Her reaction surprised me. I steered the conversation away from Scotty but I couldn’t get Shirley’s comment out of my mind. Were they dating at one time? Had she been in love? Had he broken off their relationship?

We finished our beer and called it a night soon after twelve o’clock. I had no trouble dozing off.

Looking back, the evening had been so comfortable and the conversation so natural that I never would have guessed it would be the last Shirley and I would ever spend together.

 

 

 

22

 

Monday, June 21

20 days before the dedication

 

 

 

 

I made sure I showed up early for my first day of work, and dressed to kill. I wore a red pants suit that had begged me to take it off the rack at Crowley’s. I completed the look with a red purse and a pair of red shoes that I figured would knock their eyes out.

Little did I know that my outfit would be upstaged by the news story of the year out of Detroit.

As I strode into the
Morning News
office I spotted Andy Checkle, the young man I had talked to the day before, and walked over to say good morning.

“This one’s yours,” he said pointing to the wooden desk facing his. “Crawford wanted me to tell you . . . and to help you get situated. He’s over at the new MacArthur Lock checking things out. Said he’d be in a little late.”

“Thanks.” I set my red purse on the desk.
“Say, what do you think about those riots?” Andy asked.
Riots? What riots? “What are you talking about?”

“The race riot in Detroit; started last night on Belle Isle. It’s all on the AP wire.” Andy pointed to a paper scroll on his desk that had been torn from the Associated Press news wire.

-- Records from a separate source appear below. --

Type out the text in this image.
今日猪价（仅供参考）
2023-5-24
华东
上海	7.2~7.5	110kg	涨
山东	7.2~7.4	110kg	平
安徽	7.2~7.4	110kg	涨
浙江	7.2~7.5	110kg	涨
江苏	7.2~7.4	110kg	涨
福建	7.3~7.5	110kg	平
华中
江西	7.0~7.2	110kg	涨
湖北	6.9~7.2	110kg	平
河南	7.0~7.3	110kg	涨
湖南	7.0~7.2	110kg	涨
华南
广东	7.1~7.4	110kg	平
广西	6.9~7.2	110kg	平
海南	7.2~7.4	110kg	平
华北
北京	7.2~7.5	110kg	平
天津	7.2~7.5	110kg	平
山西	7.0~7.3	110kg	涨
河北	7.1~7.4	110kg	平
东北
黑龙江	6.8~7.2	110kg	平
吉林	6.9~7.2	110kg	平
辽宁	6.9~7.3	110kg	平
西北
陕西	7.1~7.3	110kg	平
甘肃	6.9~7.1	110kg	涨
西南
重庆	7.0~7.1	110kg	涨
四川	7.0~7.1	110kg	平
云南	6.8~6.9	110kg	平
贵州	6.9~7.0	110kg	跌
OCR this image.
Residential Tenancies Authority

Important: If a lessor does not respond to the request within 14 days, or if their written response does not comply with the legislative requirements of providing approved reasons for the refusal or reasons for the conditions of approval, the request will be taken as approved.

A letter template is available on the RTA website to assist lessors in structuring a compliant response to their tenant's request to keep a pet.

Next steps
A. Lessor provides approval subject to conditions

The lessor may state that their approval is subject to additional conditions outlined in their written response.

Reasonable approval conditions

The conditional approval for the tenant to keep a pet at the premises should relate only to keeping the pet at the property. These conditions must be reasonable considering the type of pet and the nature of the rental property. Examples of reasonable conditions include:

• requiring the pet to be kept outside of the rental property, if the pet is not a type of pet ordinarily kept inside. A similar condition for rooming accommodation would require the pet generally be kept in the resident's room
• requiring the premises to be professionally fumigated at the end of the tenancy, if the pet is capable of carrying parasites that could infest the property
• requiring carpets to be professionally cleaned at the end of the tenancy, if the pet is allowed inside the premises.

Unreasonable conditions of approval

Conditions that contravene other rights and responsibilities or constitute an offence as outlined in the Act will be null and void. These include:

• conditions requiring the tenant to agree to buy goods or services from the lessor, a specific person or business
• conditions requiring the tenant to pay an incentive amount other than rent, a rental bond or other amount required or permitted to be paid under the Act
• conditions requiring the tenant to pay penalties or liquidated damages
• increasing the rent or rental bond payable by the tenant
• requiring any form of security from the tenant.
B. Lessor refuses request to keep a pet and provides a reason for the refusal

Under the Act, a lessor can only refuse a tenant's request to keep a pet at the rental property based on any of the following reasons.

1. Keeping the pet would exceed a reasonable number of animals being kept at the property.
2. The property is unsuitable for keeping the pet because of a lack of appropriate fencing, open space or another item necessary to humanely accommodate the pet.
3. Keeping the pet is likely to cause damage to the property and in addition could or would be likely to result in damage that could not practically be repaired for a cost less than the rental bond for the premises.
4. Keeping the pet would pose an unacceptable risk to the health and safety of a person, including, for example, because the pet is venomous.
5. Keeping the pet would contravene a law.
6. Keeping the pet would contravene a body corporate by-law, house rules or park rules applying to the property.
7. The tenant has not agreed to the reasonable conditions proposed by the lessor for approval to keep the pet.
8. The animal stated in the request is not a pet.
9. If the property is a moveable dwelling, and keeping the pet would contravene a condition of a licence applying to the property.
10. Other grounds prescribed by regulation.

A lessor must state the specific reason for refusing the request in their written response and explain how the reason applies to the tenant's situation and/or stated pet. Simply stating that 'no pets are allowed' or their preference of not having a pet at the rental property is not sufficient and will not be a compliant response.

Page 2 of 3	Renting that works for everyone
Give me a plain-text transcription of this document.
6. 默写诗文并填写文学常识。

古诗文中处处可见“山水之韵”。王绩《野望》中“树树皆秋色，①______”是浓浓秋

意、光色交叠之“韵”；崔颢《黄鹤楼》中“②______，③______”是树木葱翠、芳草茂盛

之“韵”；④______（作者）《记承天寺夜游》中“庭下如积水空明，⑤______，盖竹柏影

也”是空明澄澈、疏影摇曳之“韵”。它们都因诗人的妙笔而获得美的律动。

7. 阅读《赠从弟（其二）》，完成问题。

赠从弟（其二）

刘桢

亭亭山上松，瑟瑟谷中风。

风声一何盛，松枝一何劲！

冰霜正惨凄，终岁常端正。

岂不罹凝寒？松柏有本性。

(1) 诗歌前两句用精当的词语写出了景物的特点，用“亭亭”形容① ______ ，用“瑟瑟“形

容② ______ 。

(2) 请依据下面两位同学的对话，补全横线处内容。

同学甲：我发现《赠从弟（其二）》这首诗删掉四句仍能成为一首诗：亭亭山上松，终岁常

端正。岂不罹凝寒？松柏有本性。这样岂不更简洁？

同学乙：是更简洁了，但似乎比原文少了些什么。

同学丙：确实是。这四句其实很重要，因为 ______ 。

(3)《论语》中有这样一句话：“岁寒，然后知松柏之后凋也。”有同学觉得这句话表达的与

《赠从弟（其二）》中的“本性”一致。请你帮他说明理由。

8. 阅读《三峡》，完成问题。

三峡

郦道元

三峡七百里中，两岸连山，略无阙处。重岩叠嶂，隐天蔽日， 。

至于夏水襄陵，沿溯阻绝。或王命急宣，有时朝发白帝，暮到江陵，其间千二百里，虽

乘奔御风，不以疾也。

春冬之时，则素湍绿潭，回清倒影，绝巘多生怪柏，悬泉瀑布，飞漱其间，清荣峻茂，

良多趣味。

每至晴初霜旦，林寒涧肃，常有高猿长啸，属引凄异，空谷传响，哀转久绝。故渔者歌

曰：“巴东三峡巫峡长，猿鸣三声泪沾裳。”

I picked it up and read. Negro and white youths had battled each other the past evening on Belle Isle, the popular island retreat for Detroiters’ summer picnics and softball games. White sailors from the nearby Naval Armory had joined in the melee on the side of the white youths and police had been called to restore order.

Racial tensions had been simmering in Detroit for some time, but it was hard to believe that it would deteriorate into a confrontation like this.

I decided to phone Wells Mayburn at the
Times
; I hadn’t spoken to my city editor since I arrived at the Soo. His extension was busy, so the switchboard put me through to Jim Russell who manned a desk in the city room two down from mine.

“Jim, what the devil is going on down there?”

“The whole city’s in an uproar, Kate. The fighting that started on Belle Isle has spread downtown. The cops are trying their best to cool things down, but they can’t be everywhere.

“It’s gotten completely out of control, Kate, and there are rumors that Negro leaders are asking Mayor Jeffries to call in federal troops to restore order.”

My first day on the job and I was sure I’d be covering a huge story.

Even if it was for a small town paper three hundred miles from the action.